Multi-objective parametric optimization using the Grey-Taguchi approach for powder mixed electric discharge machining of grade-II titanium alloy with cryogenically treated electrodes

Electric discharge machining (EDM) is a widely accepted non-conventional machining process used for machining hard and difficult-to-machine materials by ordinary machining process. In the present work, powder mixed electric discharge machining (PMEDM) of titanium alloy (grade-II) with cryogenically treated electrodes was performed. In this paper, an attempt has been made to optimize the EDM process parameters of titanium work-piece using Grey-Taguchi approach.

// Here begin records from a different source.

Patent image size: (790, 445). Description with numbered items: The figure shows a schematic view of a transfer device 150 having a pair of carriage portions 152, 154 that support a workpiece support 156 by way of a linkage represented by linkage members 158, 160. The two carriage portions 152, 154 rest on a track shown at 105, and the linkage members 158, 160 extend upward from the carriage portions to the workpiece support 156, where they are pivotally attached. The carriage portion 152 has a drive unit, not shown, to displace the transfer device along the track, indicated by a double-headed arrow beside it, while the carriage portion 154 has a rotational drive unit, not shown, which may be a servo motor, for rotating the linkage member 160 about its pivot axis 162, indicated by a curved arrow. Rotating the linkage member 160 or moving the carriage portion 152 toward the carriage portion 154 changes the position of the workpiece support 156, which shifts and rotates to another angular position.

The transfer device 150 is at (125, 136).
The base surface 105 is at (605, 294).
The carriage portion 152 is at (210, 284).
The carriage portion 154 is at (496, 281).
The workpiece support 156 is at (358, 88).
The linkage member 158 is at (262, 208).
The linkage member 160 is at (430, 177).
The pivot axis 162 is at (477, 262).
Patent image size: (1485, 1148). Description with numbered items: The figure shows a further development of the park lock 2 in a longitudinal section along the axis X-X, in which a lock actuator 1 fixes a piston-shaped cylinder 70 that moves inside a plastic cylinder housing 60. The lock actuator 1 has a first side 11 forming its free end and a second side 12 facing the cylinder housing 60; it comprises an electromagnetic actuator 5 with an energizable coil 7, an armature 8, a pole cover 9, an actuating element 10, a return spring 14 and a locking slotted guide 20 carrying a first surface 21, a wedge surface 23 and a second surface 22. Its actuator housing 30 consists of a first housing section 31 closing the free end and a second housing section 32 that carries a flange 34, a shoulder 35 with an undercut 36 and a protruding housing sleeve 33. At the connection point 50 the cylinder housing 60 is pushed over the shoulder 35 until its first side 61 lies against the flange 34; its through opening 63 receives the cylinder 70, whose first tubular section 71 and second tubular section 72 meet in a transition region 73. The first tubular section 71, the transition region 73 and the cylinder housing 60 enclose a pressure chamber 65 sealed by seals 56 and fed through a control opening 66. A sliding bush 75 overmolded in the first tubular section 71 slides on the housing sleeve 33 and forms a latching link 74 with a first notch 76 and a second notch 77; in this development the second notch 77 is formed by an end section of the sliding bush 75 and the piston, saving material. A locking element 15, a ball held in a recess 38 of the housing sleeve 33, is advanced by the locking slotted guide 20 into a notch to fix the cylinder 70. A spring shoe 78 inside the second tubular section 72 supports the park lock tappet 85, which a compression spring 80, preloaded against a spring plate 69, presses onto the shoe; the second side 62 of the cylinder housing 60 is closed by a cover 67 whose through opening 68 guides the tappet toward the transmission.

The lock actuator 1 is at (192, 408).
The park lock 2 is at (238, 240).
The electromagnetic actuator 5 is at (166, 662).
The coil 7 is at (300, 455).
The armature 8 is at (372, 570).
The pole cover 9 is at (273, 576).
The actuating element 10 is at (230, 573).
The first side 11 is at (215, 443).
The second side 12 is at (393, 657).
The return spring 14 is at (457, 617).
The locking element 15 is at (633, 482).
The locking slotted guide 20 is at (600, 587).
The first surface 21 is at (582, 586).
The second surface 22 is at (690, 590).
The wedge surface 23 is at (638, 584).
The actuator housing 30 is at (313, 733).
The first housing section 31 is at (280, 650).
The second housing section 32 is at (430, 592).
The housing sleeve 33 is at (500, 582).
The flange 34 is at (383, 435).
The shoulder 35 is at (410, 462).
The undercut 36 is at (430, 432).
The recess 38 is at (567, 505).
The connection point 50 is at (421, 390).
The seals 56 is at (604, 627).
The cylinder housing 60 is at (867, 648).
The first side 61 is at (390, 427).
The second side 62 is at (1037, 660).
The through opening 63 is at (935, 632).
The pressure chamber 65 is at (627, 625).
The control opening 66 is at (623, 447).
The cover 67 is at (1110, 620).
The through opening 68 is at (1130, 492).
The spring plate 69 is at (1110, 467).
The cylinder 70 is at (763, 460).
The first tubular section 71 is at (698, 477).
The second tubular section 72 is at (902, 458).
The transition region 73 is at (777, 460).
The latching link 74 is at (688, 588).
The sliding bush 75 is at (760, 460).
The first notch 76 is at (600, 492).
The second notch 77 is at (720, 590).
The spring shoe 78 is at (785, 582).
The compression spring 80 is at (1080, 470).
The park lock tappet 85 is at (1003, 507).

Experiments have been conducted under different conditions of pulse-on-time, peak current, electrode materials (copper, copper-chromium and copper-tungsten) and cryogenic treatment of electrode material. The machining characteristics such as metal removal rate (MRR), tool wear rate (TWR), surface roughness (SR) and micro-hardness (MH) are selected as the quality targets. Nine experimental runs based on L-9 orthogonal array of the Taguchi design of experiment are performed. An optimal parameter combination of the EDM was obtained through grey relational analysis (GRA). The analysis of variance (ANOVA) as applied to determine the level of significance of process parameters and it is found that peak current is the most significant factor for the machining of titanium. A confirmation experiment is performed to verify the optimum process parameter condition. Experimental results show that multi-response characteristics can be improved significantly through grey relational analysis. The validation experiment show an improved material removal rate of 5.2%, surface roughness of 4.92% and micro hardness of 12.84% when Grey-Taguchi approach is used. Though, slightly increase of 2.95% in tool wear rate is observed.